Hendler is candid that the problem he's chosen does not have an expiration date. "Email will continue to be a very important and pivotal tool in the day-to-day work environment and, therefore, email attacks will continue." It's a strange thing for a founder to admit - that the threat outlives any one fix - but it's also the most honest sales pitch in security. He isn't promising to end the war. He's building "an extra arm of your security team," one that keeps researching and improving to stay a step ahead.

And as attackers reach for generative AI to write flawless phishing at scale, his thesis hardens: the only thing that fights AI-generated attacks is AI-powered defense, paired with humans who actually want to participate. The casino marketer who learned to make people care about a building now has a harder product to sell - caution - and the same trick for selling it. Make it something people want to use. The whole company is a wager that security works best when it stops treating people as the problem.

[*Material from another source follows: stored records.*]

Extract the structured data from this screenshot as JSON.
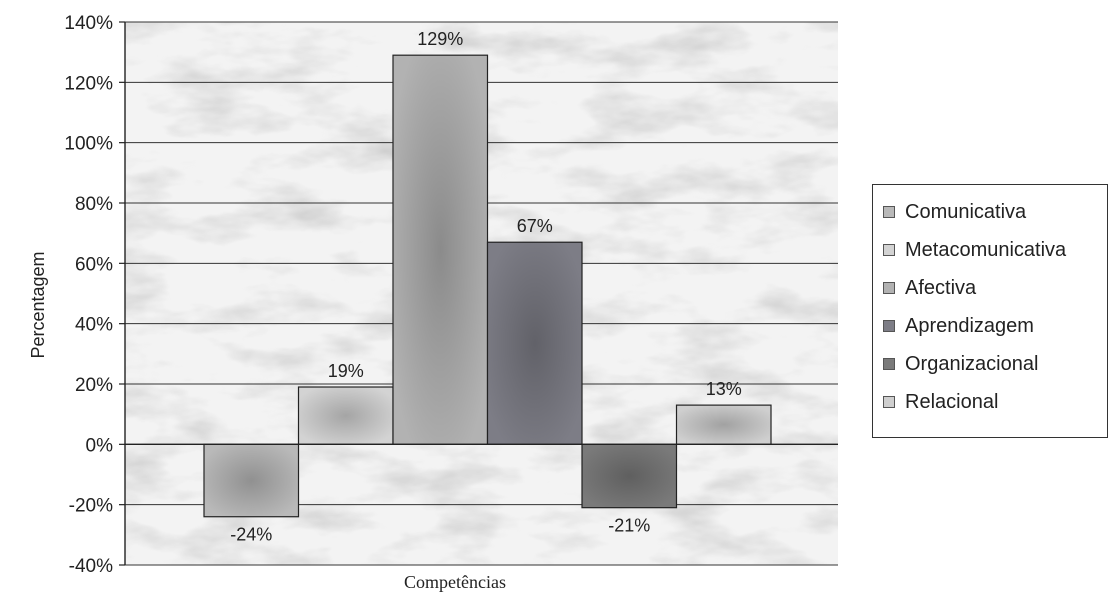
{
  "chart_data": {
    "type": "bar",
    "categories": [
      "Comunicativa",
      "Metacomunicativa",
      "Afectiva",
      "Aprendizagem",
      "Organizacional",
      "Relacional"
    ],
    "values": [
      -24,
      19,
      129,
      67,
      -21,
      13
    ],
    "data_labels": [
      "-24%",
      "19%",
      "129%",
      "67%",
      "-21%",
      "13%"
    ],
    "series_colors": [
      "#b9b9b9",
      "#d3d3d3",
      "#b2b2b2",
      "#7d7d86",
      "#7a7a7a",
      "#cfcfcf"
    ],
    "title": "",
    "xlabel": "Competências",
    "ylabel": "Percentagem",
    "ylim": [
      -40,
      140
    ],
    "yticks": [
      -40,
      -20,
      0,
      20,
      40,
      60,
      80,
      100,
      120,
      140
    ],
    "ytick_labels": [
      "-40%",
      "-20%",
      "0%",
      "20%",
      "40%",
      "60%",
      "80%",
      "100%",
      "120%",
      "140%"
    ],
    "grid": true,
    "legend_placement": "right"
  }
}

Email is a problem because of how it was designed originally. When you send an email, it goes through many different interception points.

My people are my strength, my people are my greatest asset, I'm there to empower them.

When you look at impersonation, it's all about timing.

Email will continue to be a very important and pivotal tool... and therefore email attacks will continue.

Notes pinned to the corkboard

01

His first degree was in food, beverage and nutrition. He studied menus long before he studied malware.

02

He helped market The Venetian and The Palazzo - then walked away from the Strip to fight phishing.

03

Runs a US company with an Israeli R&D core, the classic structure of the country's cyber scene.

04

Calls the end-user a company's "greatest asset" - a near-blasphemy in a field that blames them by default.

05

Argues you should secure outbound email and encryption first - the opposite of the industry's inbound obsession.

06

Writes on cybersecurity for outlets like Dark Reading and Security Magazine.